Danmark's image as a green, anti-nuclear energy country, full of swivelling wind turbines, could according to the Danish weekly Weekendavisen soon change, if the autonomous Greenland government, as expected, decides to say yes to mining of Uranium and rare earth metals in the world's largest island.

The Australian mining company GME, in charge of preparatory work, is enthusiastic about the prospects:

The mining project at Kuannersuit is a unique project in southern Greenland. The mining preparatory work that has been in operation since 2007, has unveiled the world's largest deposits of rare earth metals including uranium and zinc. --

Kvanefjeld has the potential to meet the world's rapidly growing demand for rare earth metals, and thus can contribute strongly to the Greenlandic economy for many decades to come.
Greenland Minerals and Energy believes that Kvanefjeld can be the starting point for a mining area in the world that can be developed in a responsible and environmentally friendly way and become one of the world's leading sources of rare earth metals.

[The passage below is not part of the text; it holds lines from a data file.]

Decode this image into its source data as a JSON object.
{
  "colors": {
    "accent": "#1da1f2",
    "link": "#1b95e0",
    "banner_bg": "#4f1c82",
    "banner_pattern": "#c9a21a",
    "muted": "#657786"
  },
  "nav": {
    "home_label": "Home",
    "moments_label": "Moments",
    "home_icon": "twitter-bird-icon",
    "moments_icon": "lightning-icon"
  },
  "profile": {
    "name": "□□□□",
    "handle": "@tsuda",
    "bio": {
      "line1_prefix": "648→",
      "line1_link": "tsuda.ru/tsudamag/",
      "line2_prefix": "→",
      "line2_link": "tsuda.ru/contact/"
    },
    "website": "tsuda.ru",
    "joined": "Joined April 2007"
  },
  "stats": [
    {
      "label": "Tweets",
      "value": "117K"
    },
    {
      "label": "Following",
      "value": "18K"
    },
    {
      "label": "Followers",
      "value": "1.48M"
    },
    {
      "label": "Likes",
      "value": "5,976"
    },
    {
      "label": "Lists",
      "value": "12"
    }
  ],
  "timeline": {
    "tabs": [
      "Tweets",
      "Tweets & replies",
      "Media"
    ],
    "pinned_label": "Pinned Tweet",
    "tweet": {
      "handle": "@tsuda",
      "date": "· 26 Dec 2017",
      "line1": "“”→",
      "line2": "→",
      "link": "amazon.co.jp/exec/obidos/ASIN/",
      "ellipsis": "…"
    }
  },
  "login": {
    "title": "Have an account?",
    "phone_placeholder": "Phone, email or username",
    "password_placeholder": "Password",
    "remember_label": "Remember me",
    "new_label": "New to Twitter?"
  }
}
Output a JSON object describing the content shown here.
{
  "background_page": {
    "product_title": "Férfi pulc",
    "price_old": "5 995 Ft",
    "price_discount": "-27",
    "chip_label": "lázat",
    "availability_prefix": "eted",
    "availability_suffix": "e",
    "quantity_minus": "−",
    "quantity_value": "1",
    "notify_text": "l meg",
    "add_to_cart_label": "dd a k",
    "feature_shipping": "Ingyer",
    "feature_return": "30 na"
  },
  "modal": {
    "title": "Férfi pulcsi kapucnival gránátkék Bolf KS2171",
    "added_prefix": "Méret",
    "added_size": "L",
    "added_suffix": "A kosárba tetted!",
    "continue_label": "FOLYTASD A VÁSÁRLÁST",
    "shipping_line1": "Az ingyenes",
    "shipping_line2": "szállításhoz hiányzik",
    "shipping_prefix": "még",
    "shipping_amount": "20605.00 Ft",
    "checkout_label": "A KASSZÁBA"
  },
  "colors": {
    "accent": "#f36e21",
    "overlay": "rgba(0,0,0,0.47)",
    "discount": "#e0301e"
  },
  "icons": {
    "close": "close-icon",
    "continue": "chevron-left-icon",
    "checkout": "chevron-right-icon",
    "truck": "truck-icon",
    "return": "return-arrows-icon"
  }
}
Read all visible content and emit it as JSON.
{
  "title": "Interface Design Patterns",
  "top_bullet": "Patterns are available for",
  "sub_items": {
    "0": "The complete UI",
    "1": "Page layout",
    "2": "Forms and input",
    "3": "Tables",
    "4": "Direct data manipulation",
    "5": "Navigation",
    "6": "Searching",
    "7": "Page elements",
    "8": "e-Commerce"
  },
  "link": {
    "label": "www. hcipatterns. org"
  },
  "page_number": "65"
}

The ore in Kvanefjeld contains a number of elements with a very high commercial value. The rare earth metals are the primary product and the uranium is extracted as a byproduct. The potential annual production of rare earth metals are more than 40,000 tonnes, which is ten times more than the production of the byproduct uranium oxide.

Greenland decided more than 30 years ago that there should not be exploration or mined uranium and other radioactive elements. This political decision remains valid - the so-called zero tolerance.
But the Greenlandic authorities have eased zero-tolerance a little bit and changed the standard conditions for mineral exploration, so Greenland Minerals and Energy has been allowed to continue test drilling and complete exploration work on Kvanefjeld, although there is uranium in the ore. --

The US and the EU - as well as China - are closely watching the development of the Kvanefjeld project:

China accounts for nearly 95 percent of world production of rare earth metals. The national demand is so high that the majority is consumed in China, and only a relatively small proportion is available for export. China has slowly but surely reduced its export quotas and increased their export tax knowing that the rare earth metals in the degree is a strategic commodity.
Unless large and stable detection of rare earth metals outside of China happen, foreign companies may be forced to relocate their production to China to get access to the rare earth metals. In the light of that the deposit on Kvanefjeld plays a significant strategic role, and the mining project will be followed with great attention in the EU and the U.S. and multinational industrial groups.

Greenland was in 1979 granted self-government by the Danish parliament. In 2009 Greenland acquired greater responsibility for internal affairs, including the right to decide about use of raw materials.